Among gays, there is a widespread preoccupation with youth. It was one of the things that drove gay mass shooter Vester Flanagan to kill. He was infuriated because he had gotten fat and dumpy, and other men no longer looked at him with lust or paid attention to him.

Interesting.

Keep praying in the Spirit. Keep listening. Ask God to help you love correction.

It’s the mature thing to do.

2 Responses to “Fryolator Certification Doesn’t Impress in Heaven”

  1. WB Says:

    I am commenting here because I didn’t want you to think that I didn’t read the post or think it was a good one. I am exercising my power to keep you from cringing when you look to see if you have comments.
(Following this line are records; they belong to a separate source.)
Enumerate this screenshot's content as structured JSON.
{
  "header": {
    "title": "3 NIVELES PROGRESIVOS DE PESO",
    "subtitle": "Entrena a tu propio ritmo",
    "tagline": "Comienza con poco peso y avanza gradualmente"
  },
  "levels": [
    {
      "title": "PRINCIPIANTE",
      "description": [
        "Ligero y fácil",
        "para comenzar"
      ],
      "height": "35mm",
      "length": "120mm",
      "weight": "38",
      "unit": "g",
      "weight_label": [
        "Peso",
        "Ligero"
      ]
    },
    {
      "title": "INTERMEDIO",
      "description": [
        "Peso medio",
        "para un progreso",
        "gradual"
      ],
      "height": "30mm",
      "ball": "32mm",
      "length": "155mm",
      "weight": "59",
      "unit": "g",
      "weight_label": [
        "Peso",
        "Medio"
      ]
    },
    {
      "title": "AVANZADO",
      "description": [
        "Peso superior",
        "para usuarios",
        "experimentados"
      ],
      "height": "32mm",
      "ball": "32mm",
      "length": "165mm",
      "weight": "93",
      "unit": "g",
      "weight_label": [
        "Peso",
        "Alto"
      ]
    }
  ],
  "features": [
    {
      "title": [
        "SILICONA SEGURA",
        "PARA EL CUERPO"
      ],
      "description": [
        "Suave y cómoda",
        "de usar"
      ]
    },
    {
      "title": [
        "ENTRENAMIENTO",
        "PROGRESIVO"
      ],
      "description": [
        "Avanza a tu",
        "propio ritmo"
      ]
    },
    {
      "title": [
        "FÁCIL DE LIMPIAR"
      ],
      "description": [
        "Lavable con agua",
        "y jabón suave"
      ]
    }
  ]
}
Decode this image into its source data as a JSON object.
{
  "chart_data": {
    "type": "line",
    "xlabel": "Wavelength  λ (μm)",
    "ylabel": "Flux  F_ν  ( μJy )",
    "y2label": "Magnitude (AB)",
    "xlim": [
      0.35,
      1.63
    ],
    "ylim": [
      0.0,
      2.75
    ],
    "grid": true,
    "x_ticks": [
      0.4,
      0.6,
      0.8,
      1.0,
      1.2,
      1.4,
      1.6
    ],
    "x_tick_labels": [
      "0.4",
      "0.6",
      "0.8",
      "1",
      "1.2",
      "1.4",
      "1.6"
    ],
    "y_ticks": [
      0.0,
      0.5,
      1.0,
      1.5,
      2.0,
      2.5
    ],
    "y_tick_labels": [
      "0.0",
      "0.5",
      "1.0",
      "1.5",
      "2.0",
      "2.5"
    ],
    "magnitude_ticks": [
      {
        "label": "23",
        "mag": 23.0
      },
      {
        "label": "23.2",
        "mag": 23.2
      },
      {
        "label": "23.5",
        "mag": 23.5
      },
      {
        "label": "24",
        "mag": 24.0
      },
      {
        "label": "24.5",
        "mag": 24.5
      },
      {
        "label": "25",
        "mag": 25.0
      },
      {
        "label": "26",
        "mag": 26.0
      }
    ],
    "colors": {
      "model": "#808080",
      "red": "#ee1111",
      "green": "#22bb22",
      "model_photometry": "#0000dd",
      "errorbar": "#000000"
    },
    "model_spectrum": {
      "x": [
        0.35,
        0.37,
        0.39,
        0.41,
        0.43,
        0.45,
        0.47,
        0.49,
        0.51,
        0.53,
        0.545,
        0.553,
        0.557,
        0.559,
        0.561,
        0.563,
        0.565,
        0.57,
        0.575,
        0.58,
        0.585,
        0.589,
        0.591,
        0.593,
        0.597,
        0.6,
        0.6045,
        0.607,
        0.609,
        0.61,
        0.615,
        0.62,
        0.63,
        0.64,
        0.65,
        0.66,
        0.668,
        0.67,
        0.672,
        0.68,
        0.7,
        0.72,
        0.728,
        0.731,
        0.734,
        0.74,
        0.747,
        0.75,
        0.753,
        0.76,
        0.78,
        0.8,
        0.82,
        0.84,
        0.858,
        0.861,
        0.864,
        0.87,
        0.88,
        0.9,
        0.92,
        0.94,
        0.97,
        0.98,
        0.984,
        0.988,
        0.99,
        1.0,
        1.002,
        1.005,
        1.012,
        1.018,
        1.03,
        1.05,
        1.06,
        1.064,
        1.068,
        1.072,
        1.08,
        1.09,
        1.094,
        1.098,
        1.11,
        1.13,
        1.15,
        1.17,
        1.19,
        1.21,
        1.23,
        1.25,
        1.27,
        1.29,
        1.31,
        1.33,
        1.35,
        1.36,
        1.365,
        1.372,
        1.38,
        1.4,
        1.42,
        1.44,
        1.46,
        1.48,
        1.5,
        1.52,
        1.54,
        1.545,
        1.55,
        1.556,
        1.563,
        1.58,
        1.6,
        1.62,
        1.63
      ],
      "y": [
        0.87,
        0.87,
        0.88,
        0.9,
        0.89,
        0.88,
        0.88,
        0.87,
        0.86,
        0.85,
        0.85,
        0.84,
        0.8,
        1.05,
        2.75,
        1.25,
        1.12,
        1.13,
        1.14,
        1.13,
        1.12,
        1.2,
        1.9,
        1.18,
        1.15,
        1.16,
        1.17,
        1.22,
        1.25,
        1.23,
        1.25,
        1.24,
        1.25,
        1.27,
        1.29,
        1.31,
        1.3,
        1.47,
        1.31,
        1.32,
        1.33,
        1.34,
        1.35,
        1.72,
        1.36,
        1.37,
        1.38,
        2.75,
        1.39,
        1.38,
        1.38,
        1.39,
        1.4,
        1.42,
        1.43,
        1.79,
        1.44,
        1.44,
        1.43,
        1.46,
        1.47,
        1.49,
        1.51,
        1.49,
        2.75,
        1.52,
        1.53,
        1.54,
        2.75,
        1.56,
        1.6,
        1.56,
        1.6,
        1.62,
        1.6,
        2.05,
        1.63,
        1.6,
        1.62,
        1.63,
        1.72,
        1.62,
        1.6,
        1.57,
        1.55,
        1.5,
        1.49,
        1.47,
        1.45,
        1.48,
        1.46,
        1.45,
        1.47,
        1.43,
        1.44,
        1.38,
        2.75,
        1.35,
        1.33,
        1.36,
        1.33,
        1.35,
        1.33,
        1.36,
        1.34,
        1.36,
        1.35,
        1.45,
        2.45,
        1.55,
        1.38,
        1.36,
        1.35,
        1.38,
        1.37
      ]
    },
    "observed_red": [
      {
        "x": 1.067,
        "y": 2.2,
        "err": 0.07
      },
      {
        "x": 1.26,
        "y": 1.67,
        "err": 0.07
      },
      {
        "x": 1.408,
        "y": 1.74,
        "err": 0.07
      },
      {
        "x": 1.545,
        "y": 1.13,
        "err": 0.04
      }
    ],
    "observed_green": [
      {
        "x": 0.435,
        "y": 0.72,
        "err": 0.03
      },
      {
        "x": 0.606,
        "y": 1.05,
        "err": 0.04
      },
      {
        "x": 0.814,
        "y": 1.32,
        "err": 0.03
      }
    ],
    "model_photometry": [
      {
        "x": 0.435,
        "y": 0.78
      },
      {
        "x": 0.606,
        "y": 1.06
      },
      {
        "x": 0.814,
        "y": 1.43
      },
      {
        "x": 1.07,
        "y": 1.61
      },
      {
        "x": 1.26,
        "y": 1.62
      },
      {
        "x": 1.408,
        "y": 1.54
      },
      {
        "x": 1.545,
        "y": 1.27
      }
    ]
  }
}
    Because that’s the happenin’ kind of guy that I am.

    And powerful, too.

  2. Steve B Says:

    I’ve had the same experience with some of the devotionals I’ve written, where I go back and read them and realize, “Okay, I’m good, but I’m not THAT good!” And I can tell the difference between the ones that are the just the world according to me, and the ones where the Holy Spirit has had a hand. It’s really humbling, but also exciting. And a real challenge. One of the things I pray for the most often, especially when writing, is discernment. If I am presuming to speak as an authority, I want to make sure I’m speaking the Truth!